Offending Cartoons Reprinted

Muslims pray outside of Copenhagen's city hall as tensions mounted after the publication of anti-Muslim cartoons.
Muslims pray outside of Copenhagen's city hall as tensions mounted after the publication of anti-Muslim cartoons. (By John Mcconnico -- Associated Press)
By Molly Moore
Washington Post Foreign Service
Thursday, February 2, 2006

PARIS, Feb. 1 -- Newspapers across Europe reprinted cartoons Wednesday ridiculing the prophet Muhammad, saying they wanted to support the right of Danish and Norwegian papers to publish the caricatures, which have ignited fury among Muslims throughout the world.

Germany's Die Welt daily newspaper published one of the drawings on its front page and said the "right to blasphemy" is one of the freedoms of democracy.

"The appearance of 12 drawings in the Danish press provoked emotions in the Muslim world because the representation of Allah and his prophet is forbidden," the French afternoon newspaper France Soir wrote. "But because no religious dogma can impose itself on a democratic and secular society, France Soir is publishing the incriminating caricatures."

The newspaper's front-page headline declared: "Yes, We Have the Right to Caricature God," accompanied by a new cartoon depicting religious figures from the Muslim, Jewish, Buddhist and Christian faiths on a cloud.

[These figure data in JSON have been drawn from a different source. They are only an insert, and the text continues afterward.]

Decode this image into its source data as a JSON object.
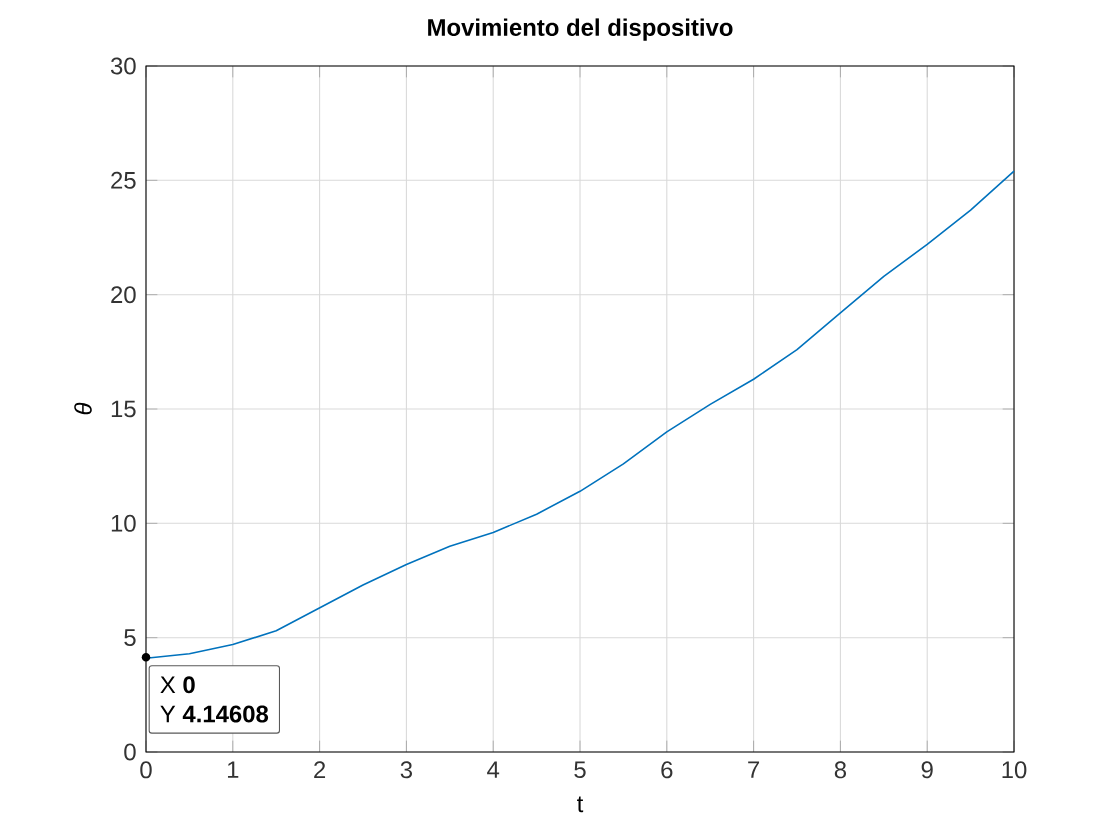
{
  "chart_data": {
    "type": "line",
    "title": "Movimiento del dispositivo",
    "xlabel": "t",
    "ylabel": "θ",
    "x": [
      0,
      0.5,
      1,
      1.5,
      2,
      2.5,
      3,
      3.5,
      4,
      4.5,
      5,
      5.5,
      6,
      6.5,
      7,
      7.5,
      8,
      8.5,
      9,
      9.5,
      10
    ],
    "series": [
      {
        "color": "#0072bd",
        "values": [
          4.1,
          4.3,
          4.7,
          5.3,
          6.3,
          7.3,
          8.2,
          9.0,
          9.6,
          10.4,
          11.4,
          12.6,
          14.0,
          15.2,
          16.3,
          17.6,
          19.2,
          20.8,
          22.2,
          23.7,
          25.4
        ]
      }
    ],
    "xlim": [
      0,
      10
    ],
    "ylim": [
      0,
      30
    ],
    "xticks": [
      0,
      1,
      2,
      3,
      4,
      5,
      6,
      7,
      8,
      9,
      10
    ],
    "yticks": [
      0,
      5,
      10,
      15,
      20,
      25,
      30
    ],
    "grid": true,
    "marker": "none",
    "line_style": "solid",
    "annotations": [
      {
        "text": "X **0**",
        "x": 0,
        "y": 4.14608
      },
      "Y **4.14608**"
    ]
  }
}
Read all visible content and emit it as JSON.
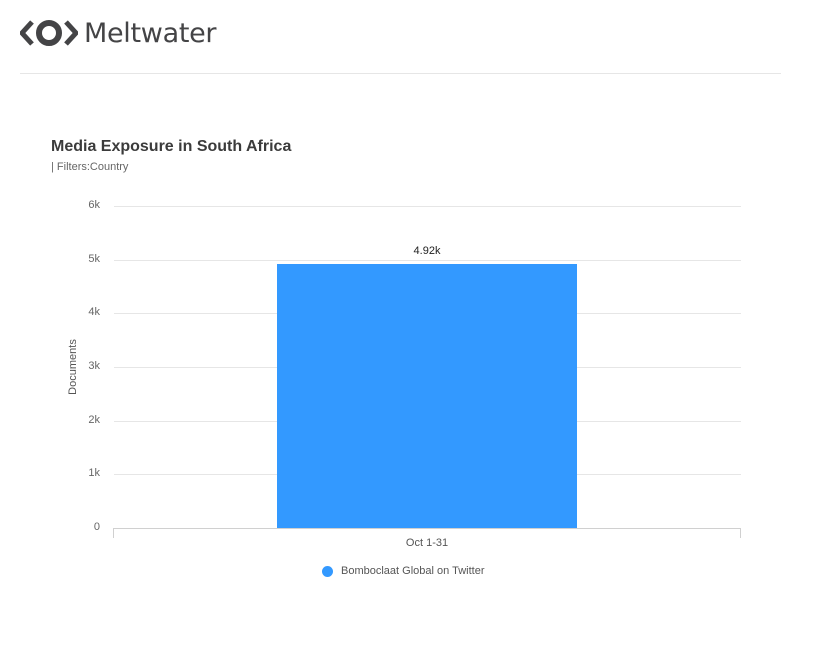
{
  "brand": {
    "name": "Meltwater",
    "logo_icon": "meltwater-eye-icon"
  },
  "report": {
    "title": "Media Exposure in South Africa",
    "subtitle": "| Filters:Country"
  },
  "colors": {
    "bar": "#3399ff",
    "text": "#3b3b3b",
    "grid": "#e6e6e6"
  },
  "chart_data": {
    "type": "bar",
    "title": "Media Exposure in South Africa",
    "subtitle": "| Filters:Country",
    "categories": [
      "Oct 1-31"
    ],
    "series": [
      {
        "name": "Bomboclaat Global on Twitter",
        "values": [
          4920
        ],
        "color": "#3399ff"
      }
    ],
    "data_labels": [
      "4.92k"
    ],
    "xlabel": "",
    "ylabel": "Documents",
    "ylim": [
      0,
      6000
    ],
    "yticks": [
      0,
      1000,
      2000,
      3000,
      4000,
      5000,
      6000
    ],
    "ytick_labels": [
      "0",
      "1k",
      "2k",
      "3k",
      "4k",
      "5k",
      "6k"
    ],
    "grid": true,
    "legend_position": "bottom"
  }
}
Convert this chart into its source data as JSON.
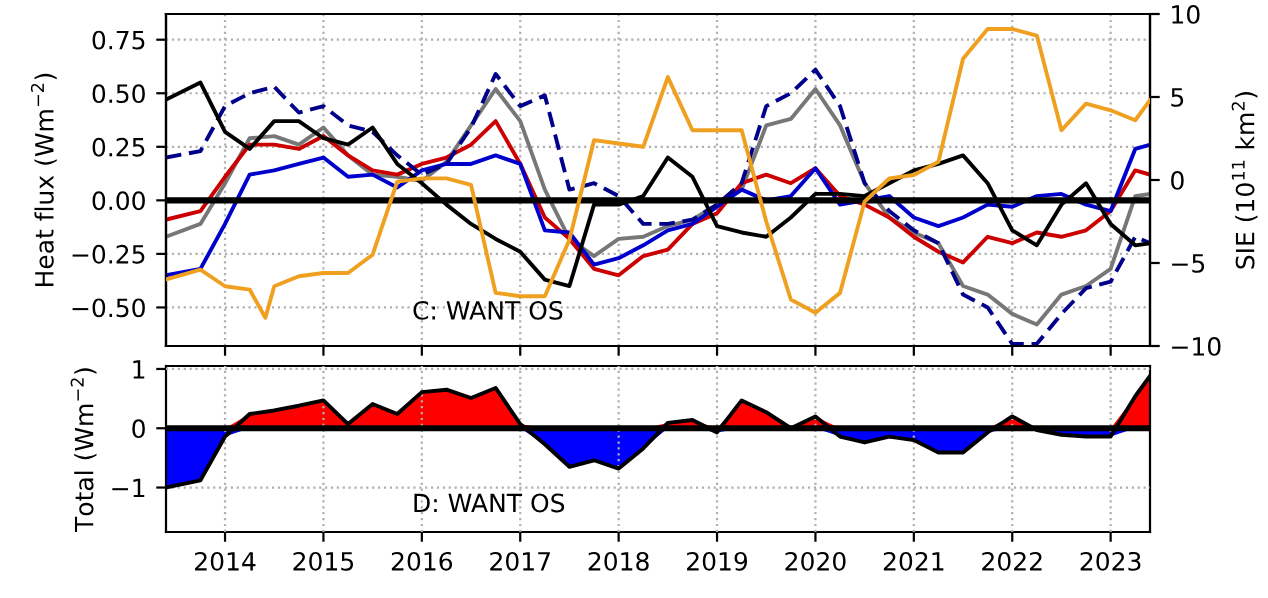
{
  "chart_data": [
    {
      "type": "line",
      "ylabel": "Heat flux (Wm$^{−2}$)",
      "y2label": "SIE (10$^{11}$ km$^{2}$)",
      "x": [
        2013.4,
        2013.75,
        2014.0,
        2014.25,
        2014.5,
        2014.75,
        2015.0,
        2015.25,
        2015.5,
        2015.75,
        2016.0,
        2016.25,
        2016.5,
        2016.75,
        2017.0,
        2017.25,
        2017.5,
        2017.75,
        2018.0,
        2018.25,
        2018.5,
        2018.75,
        2019.0,
        2019.25,
        2019.5,
        2019.75,
        2020.0,
        2020.25,
        2020.5,
        2020.75,
        2021.0,
        2021.25,
        2021.5,
        2021.75,
        2022.0,
        2022.25,
        2022.5,
        2022.75,
        2023.0,
        2023.25,
        2023.4
      ],
      "series": [
        {
          "color": "#f0a020",
          "axis": "y2",
          "x": [
            2013.4,
            2013.75,
            2014.0,
            2014.25,
            2014.41,
            2014.5,
            2014.75,
            2015.0,
            2015.25,
            2015.5,
            2015.75,
            2016.0,
            2016.25,
            2016.5,
            2016.75,
            2017.0,
            2017.25,
            2017.5,
            2017.75,
            2018.0,
            2018.25,
            2018.5,
            2018.75,
            2019.0,
            2019.25,
            2019.5,
            2019.75,
            2020.0,
            2020.25,
            2020.5,
            2020.75,
            2021.0,
            2021.25,
            2021.5,
            2021.75,
            2022.0,
            2022.25,
            2022.5,
            2022.75,
            2023.0,
            2023.25,
            2023.4
          ],
          "values": [
            -6.0,
            -5.4,
            -6.4,
            -6.6,
            -8.3,
            -6.4,
            -5.8,
            -5.6,
            -5.6,
            -4.5,
            -0.1,
            0.1,
            0.1,
            -0.3,
            -6.8,
            -7.0,
            -7.0,
            -3.6,
            2.4,
            2.2,
            2.0,
            6.2,
            3.0,
            3.0,
            3.0,
            -2.5,
            -7.2,
            -8.0,
            -6.8,
            -1.3,
            0.1,
            0.3,
            1.1,
            7.3,
            9.1,
            9.1,
            8.7,
            3.0,
            4.6,
            4.2,
            3.6,
            4.8
          ]
        },
        {
          "color": "#777777",
          "values": [
            -0.17,
            -0.11,
            0.08,
            0.29,
            0.3,
            0.26,
            0.34,
            0.21,
            0.12,
            0.11,
            0.09,
            0.18,
            0.35,
            0.52,
            0.37,
            0.05,
            -0.18,
            -0.26,
            -0.18,
            -0.17,
            -0.12,
            -0.09,
            -0.02,
            0.05,
            0.35,
            0.38,
            0.52,
            0.35,
            0.08,
            -0.08,
            -0.15,
            -0.2,
            -0.4,
            -0.44,
            -0.53,
            -0.58,
            -0.44,
            -0.4,
            -0.32,
            0.02,
            0.03
          ]
        },
        {
          "color": "#cc0000",
          "values": [
            -0.09,
            -0.05,
            0.11,
            0.26,
            0.26,
            0.24,
            0.3,
            0.21,
            0.14,
            0.12,
            0.17,
            0.2,
            0.26,
            0.37,
            0.17,
            -0.08,
            -0.18,
            -0.32,
            -0.35,
            -0.26,
            -0.23,
            -0.11,
            -0.06,
            0.08,
            0.12,
            0.08,
            0.15,
            0.02,
            -0.02,
            -0.08,
            -0.17,
            -0.24,
            -0.29,
            -0.17,
            -0.2,
            -0.15,
            -0.17,
            -0.14,
            -0.05,
            0.14,
            0.12
          ]
        },
        {
          "color": "#0000cc",
          "values": [
            -0.35,
            -0.32,
            -0.11,
            0.12,
            0.14,
            0.17,
            0.2,
            0.11,
            0.12,
            0.06,
            0.14,
            0.17,
            0.17,
            0.21,
            0.17,
            -0.14,
            -0.15,
            -0.3,
            -0.27,
            -0.21,
            -0.14,
            -0.11,
            -0.03,
            0.05,
            0.0,
            0.02,
            0.15,
            -0.02,
            0.0,
            0.02,
            -0.08,
            -0.12,
            -0.08,
            -0.02,
            -0.03,
            0.02,
            0.03,
            -0.02,
            -0.05,
            0.24,
            0.26
          ]
        },
        {
          "color": "#00008b",
          "line_style": "dashed",
          "values": [
            0.2,
            0.23,
            0.44,
            0.5,
            0.53,
            0.41,
            0.44,
            0.35,
            0.32,
            0.21,
            0.12,
            0.17,
            0.34,
            0.59,
            0.44,
            0.49,
            0.05,
            0.08,
            0.02,
            -0.11,
            -0.11,
            -0.09,
            -0.02,
            0.08,
            0.44,
            0.5,
            0.61,
            0.44,
            0.08,
            -0.05,
            -0.14,
            -0.2,
            -0.44,
            -0.5,
            -0.67,
            -0.67,
            -0.53,
            -0.41,
            -0.38,
            -0.17,
            -0.2
          ]
        },
        {
          "color": "#000000",
          "values": [
            0.47,
            0.55,
            0.32,
            0.24,
            0.37,
            0.37,
            0.29,
            0.26,
            0.34,
            0.17,
            0.08,
            -0.02,
            -0.11,
            -0.18,
            -0.24,
            -0.37,
            -0.4,
            -0.02,
            -0.02,
            0.02,
            0.2,
            0.11,
            -0.12,
            -0.15,
            -0.17,
            -0.08,
            0.03,
            0.03,
            0.02,
            0.08,
            0.14,
            0.17,
            0.21,
            0.08,
            -0.14,
            -0.21,
            -0.02,
            0.08,
            -0.11,
            -0.21,
            -0.2
          ]
        }
      ],
      "xlim": [
        2013.4,
        2023.4
      ],
      "xticks": [
        2014,
        2015,
        2016,
        2017,
        2018,
        2019,
        2020,
        2021,
        2022,
        2023
      ],
      "ylim": [
        -0.68,
        0.87
      ],
      "yticks": [
        {
          "value": -0.5,
          "label": "−0.50"
        },
        {
          "value": -0.25,
          "label": "−0.25"
        },
        {
          "value": 0,
          "label": "0.00"
        },
        {
          "value": 0.25,
          "label": "0.25"
        },
        {
          "value": 0.5,
          "label": "0.50"
        },
        {
          "value": 0.75,
          "label": "0.75"
        }
      ],
      "y2lim": [
        -10,
        10
      ],
      "y2ticks": [
        {
          "value": -10,
          "label": "−10"
        },
        {
          "value": -5,
          "label": "−5"
        },
        0,
        5,
        10
      ],
      "ref_lines": [
        {
          "axis": "y",
          "value": 0,
          "color": "#000000"
        }
      ],
      "annotations": [
        "C: WANT OS"
      ],
      "grid": true,
      "tick_labels": "y"
    },
    {
      "type": "area",
      "ylabel": "Total (Wm$^{−2}$)",
      "x": [
        2013.4,
        2013.75,
        2014.0,
        2014.25,
        2014.5,
        2014.75,
        2015.0,
        2015.25,
        2015.5,
        2015.75,
        2016.0,
        2016.25,
        2016.5,
        2016.75,
        2017.0,
        2017.25,
        2017.5,
        2017.75,
        2018.0,
        2018.25,
        2018.5,
        2018.75,
        2019.0,
        2019.25,
        2019.5,
        2019.75,
        2020.0,
        2020.25,
        2020.5,
        2020.75,
        2021.0,
        2021.25,
        2021.5,
        2021.75,
        2022.0,
        2022.25,
        2022.5,
        2022.75,
        2023.0,
        2023.25,
        2023.4
      ],
      "series": [
        {
          "color": "#ff0000",
          "values": [
            0,
            0,
            0,
            0.24,
            0.3,
            0.38,
            0.47,
            0.07,
            0.41,
            0.24,
            0.61,
            0.65,
            0.51,
            0.68,
            0.07,
            0,
            0,
            0,
            0,
            0,
            0.09,
            0.14,
            0,
            0.47,
            0.27,
            0.0,
            0.2,
            0,
            0,
            0,
            0,
            0,
            0,
            0,
            0.2,
            0,
            0,
            0,
            0,
            0.54,
            0.88
          ]
        },
        {
          "color": "#0000ff",
          "values": [
            -1.0,
            -0.88,
            -0.14,
            0,
            0,
            0,
            0,
            0,
            0,
            0,
            0,
            0,
            0,
            0,
            0,
            -0.27,
            -0.65,
            -0.54,
            -0.68,
            -0.34,
            0,
            0,
            -0.07,
            0,
            0,
            0,
            0,
            -0.14,
            -0.24,
            -0.14,
            -0.2,
            -0.41,
            -0.41,
            -0.07,
            0,
            -0.03,
            -0.11,
            -0.14,
            -0.14,
            0,
            0
          ]
        },
        {
          "type": "line",
          "color": "#000000",
          "values": [
            -1.0,
            -0.88,
            -0.14,
            0.24,
            0.3,
            0.38,
            0.47,
            0.07,
            0.41,
            0.24,
            0.61,
            0.65,
            0.51,
            0.68,
            0.07,
            -0.27,
            -0.65,
            -0.54,
            -0.68,
            -0.34,
            0.09,
            0.14,
            -0.07,
            0.47,
            0.27,
            0.0,
            0.2,
            -0.14,
            -0.24,
            -0.14,
            -0.2,
            -0.41,
            -0.41,
            -0.07,
            0.2,
            -0.03,
            -0.11,
            -0.14,
            -0.14,
            0.54,
            0.88
          ]
        }
      ],
      "xlim": [
        2013.4,
        2023.4
      ],
      "xticks": [
        2014,
        2015,
        2016,
        2017,
        2018,
        2019,
        2020,
        2021,
        2022,
        2023
      ],
      "ylim": [
        -1.75,
        1.05
      ],
      "yticks": [
        {
          "value": -1,
          "label": "−1"
        },
        0,
        1
      ],
      "ref_lines": [
        {
          "axis": "y",
          "value": 0,
          "color": "#000000"
        }
      ],
      "annotations": [
        "D: WANT OS"
      ],
      "grid": true
    }
  ]
}
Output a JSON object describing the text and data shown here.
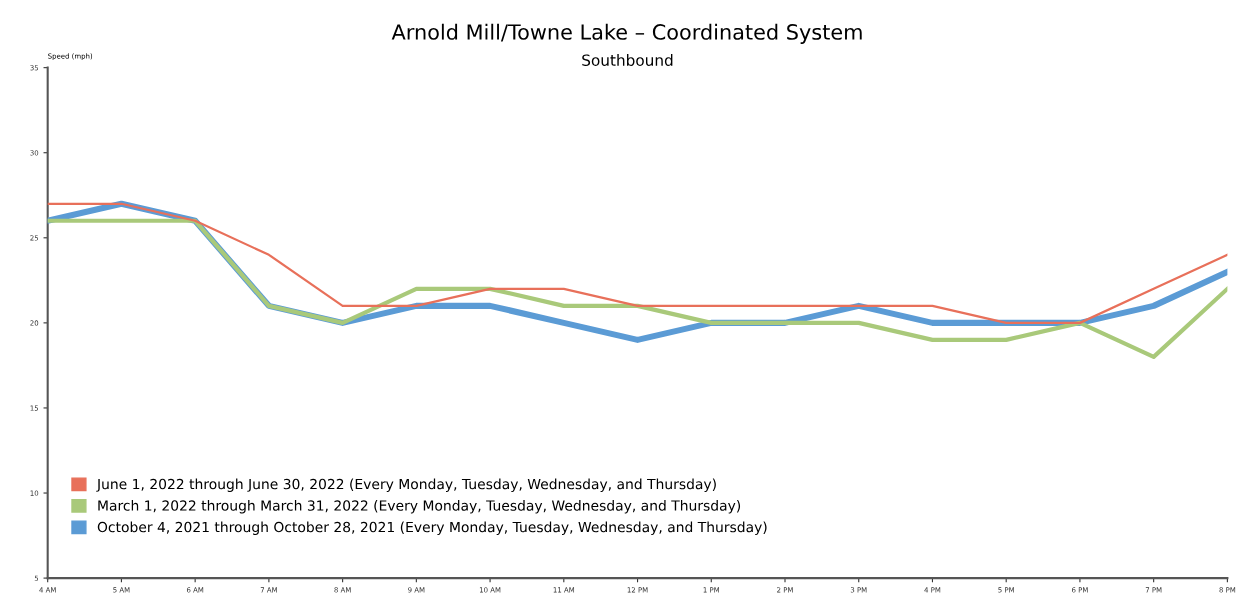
{
  "chart_data": {
    "type": "line",
    "title": "Arnold Mill/Towne Lake – Coordinated System",
    "subtitle": "Southbound",
    "ylabel": "Speed (mph)",
    "categories": [
      "4 AM",
      "5 AM",
      "6 AM",
      "7 AM",
      "8 AM",
      "9 AM",
      "10 AM",
      "11 AM",
      "12 PM",
      "1 PM",
      "2 PM",
      "3 PM",
      "4 PM",
      "5 PM",
      "6 PM",
      "7 PM",
      "8 PM"
    ],
    "ylim": [
      5,
      35
    ],
    "yticks": [
      5,
      10,
      15,
      20,
      25,
      30,
      35
    ],
    "grid": false,
    "legend": "bottom left",
    "marker": "none",
    "line_style": "solid",
    "series": [
      {
        "name": "June 1, 2022 through June 30, 2022 (Every Monday, Tuesday, Wednesday, and Thursday)",
        "color": "#e8705a",
        "values": [
          27,
          27,
          26,
          24,
          21,
          21,
          22,
          22,
          21,
          21,
          21,
          21,
          21,
          20,
          20,
          22,
          24
        ]
      },
      {
        "name": "March 1, 2022 through March 31, 2022 (Every Monday, Tuesday, Wednesday, and Thursday)",
        "color": "#a9c97a",
        "values": [
          26,
          26,
          26,
          21,
          20,
          22,
          22,
          21,
          21,
          20,
          20,
          20,
          19,
          19,
          20,
          18,
          22
        ]
      },
      {
        "name": "October 4, 2021 through October 28, 2021 (Every Monday, Tuesday, Wednesday, and Thursday)",
        "color": "#5b9bd5",
        "values": [
          26,
          27,
          26,
          21,
          20,
          21,
          21,
          20,
          19,
          20,
          20,
          21,
          20,
          20,
          20,
          21,
          23
        ]
      }
    ]
  }
}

The Christian is shown saying, "Don't complain, Muhammad, we've all been caricatured here."

France Soir paired its story and caricatures with a column by French theologian Sohaib Bencheikh, who admonished: "One must find the borders between freedom of expression and freedom to protect the sacred." He added, "Unfortunately, the West has lost its sense of the sacred."

Italy's La Stampa newspaper and the daily El Periodico in Spain also published some of the drawings Wednesday.

Islam considers any artistic renditions of Muhammad blasphemous. In many Muslim nations, English-language newspapers are so reverential that any mention of his name is followed by the letters PBUH, for "peace be upon him."

Outrage over the appearance of the cartoons in Danish and Norwegian newspapers -- one of which depicted Muhammad as an apparent terrorist with a bomb in his turban -- has ignited demonstrations from Turkey to the Gaza Strip, prompted a boycott of Danish products throughout the Middle East, and spurred calls for a religious decree to attack Danish troops serving in Iraq.

The newspapers also have riled Muslim populations in their home countries. Many of Western Europe's estimated 15 million Muslims feel alienated by cultural barriers and job discrimination and stigmatized by anti-immigration movements and anti-terrorism laws that they believe unfairly target members of their faith.

Dalil Boubakeur, president of the French Council of the Muslim Faith, said the French newspaper's decision to publish the offensive cartoons was an act of "real provocation towards the millions of Muslims living in France."

The conservative Danish daily Jyllands-Posten, which first published the caricatures in September, this week apologized for offending Muslims but defended its right to publish the cartoons. Two offices of the newspaper were evacuated this week after receiving bomb threats.

The controversy began when the newspaper asked 12 artists to draw caricatures of Muhammad in response to an author who complained that he could not find an artist willing, under his own name, to illustrate a book about the prophet.

Three weeks ago, a small, evangelical Christian newspaper in Norway, Magazinet, reprinted the cartoons.

Government ministers from 17 Arab nations have asked the Danish government to punish the Jyllands-Posten newspaper for what they called an "offense to Islam."

The French-based Carrefour grocery chain pulled Danish products from its shelves in Egypt, the United Arab Emirates, Oman and Qatar in response to a boycott the company said was costing it $2.4 million a day, about 8 percent of its global revenue.